Let’s begin with the assertion that we at this publication passionately support the art of Theatre. We continually cry out, “If you are a patron, continue to support theatre, go to as many shows as you care to see, and if you have money or time to spare, donate. There is no better forum for grappling with social issues than theatre. There is no more fitting a place to drop political correctness and challenge status quo.” Having said that, fasten your seat belts, because we’re about to ask some questions that will make many theatre makers unhappy.
The national conference for Theatre Communications Group occurred in Los Angeles this past June. A thousand or so non-profit theatre professionals from around the world gathered to answer the question: “What if…?” The challenge was to re-envision the future of theatre. Administrators and managers of professional theatres were asked to dismiss their preconceptions, to “pretend you don’t know what you know” and then try and solve the problems that confront theatre today.
The questions posed ranged from the practical how to reach new audiences and embrace new technologies, to the philosophical “Is Theatre a place or an event?” However, the existential question never came up — What if theatre has to re-invent how it does business? What if the model were no longer “spend what you must and we will find the money”, but “here’s the budget we have; how can we live within it?”
Since the establishment of the non-profit Regional system in the 1960s, Regional Theatres have grown to the model that others now follow, non-profit institutions relying on the magnanimous nature of donors and foundations. What was originally a handful of theatres spread around the country has now bloomed to more than 1800 organizations striving to gain the audience’s attention. Where a couple of dozen or so theatres used to compete for the philanthropic dollar, there are now hundreds making applications to an ever-dwindling pool of funds.
The largess of the foundation dollar has long been the mainstay of non-profit theatres, and the holy grail for those that had yet to achieve endowment. What if theatres stopped looking for these handouts? What if theatres saw their livelihood as beholden to the final product, the production itself? As Shakespeare tells us, “the play’s the thing” Is that the answer? This is not to deny the needed graciousness of private donors, but to acknowledge that not every company can or will find grants, and that funding does not eliminate the essential and eternal need to work in partnership with audiences.
Theatre is an art form that relies on communication. Somehow the passion, the message of why a given play is important here and now must pass between the participants.

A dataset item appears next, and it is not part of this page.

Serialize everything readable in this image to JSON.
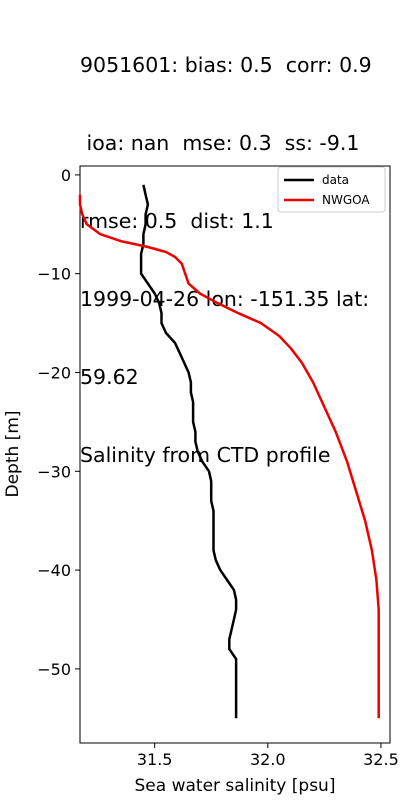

Artists and audience blend together to achieve the apex of the art, and if the audience isn’t engaged, if it is not invited to participate, or is not even considered to be a participant, then it will turn its back on the artist and will not only cease supporting the effort, but will no longer be an audience.
What if… Theatres listened to what audiences wanted to see? No, not the 500th interpretation of an old war horse, but what was it that brought a community to a particular stage? For the definition of community, we can be as narrow or as broad as any would wish. Is it the women’s community, is it the geographic community, is it the Socialists, or the Young Republicans? Ultimately, the community defines itself. What if theatre became so imbedded in that community they saw their mission as a service, an extension of the community? What if the artists applied their crafts to challenge or illuminate the assertions of that community? What if shedding light, compelling thought and discourse were the goal?
Audiences want to be engaged and involved. Those that come to see a show do so either because the show addresses an issue or passion within them, or because they know someone connected to the show. It is the first that must be cultivated. The endless downward spiral of discounting to induce the latter to see a performance is a recipe for ruin. Understanding the audience is as essential to a theatre as is the understanding of the theatre by the audience.
While the audience needs to mature and take responsibility for supporting the theatre they want to see, more theatres must mature and become responsible to those they serve. While the creation of art should never be held to a purpose or standard, the artist needs to be aware that art created without an audience is merely masturbation. If there is no communication, there is no art.
John Milton in Paradise Lost has the devil say, “Better to reign in hell than to serve in Heaven.” Is the devil right? Is it better to live asserting oneself in an abyss, or is it better to exercise the breath of art to a purpose greater then the whim of the artist? Each theatre needs to make the choice, and in the choosing will find its just reward.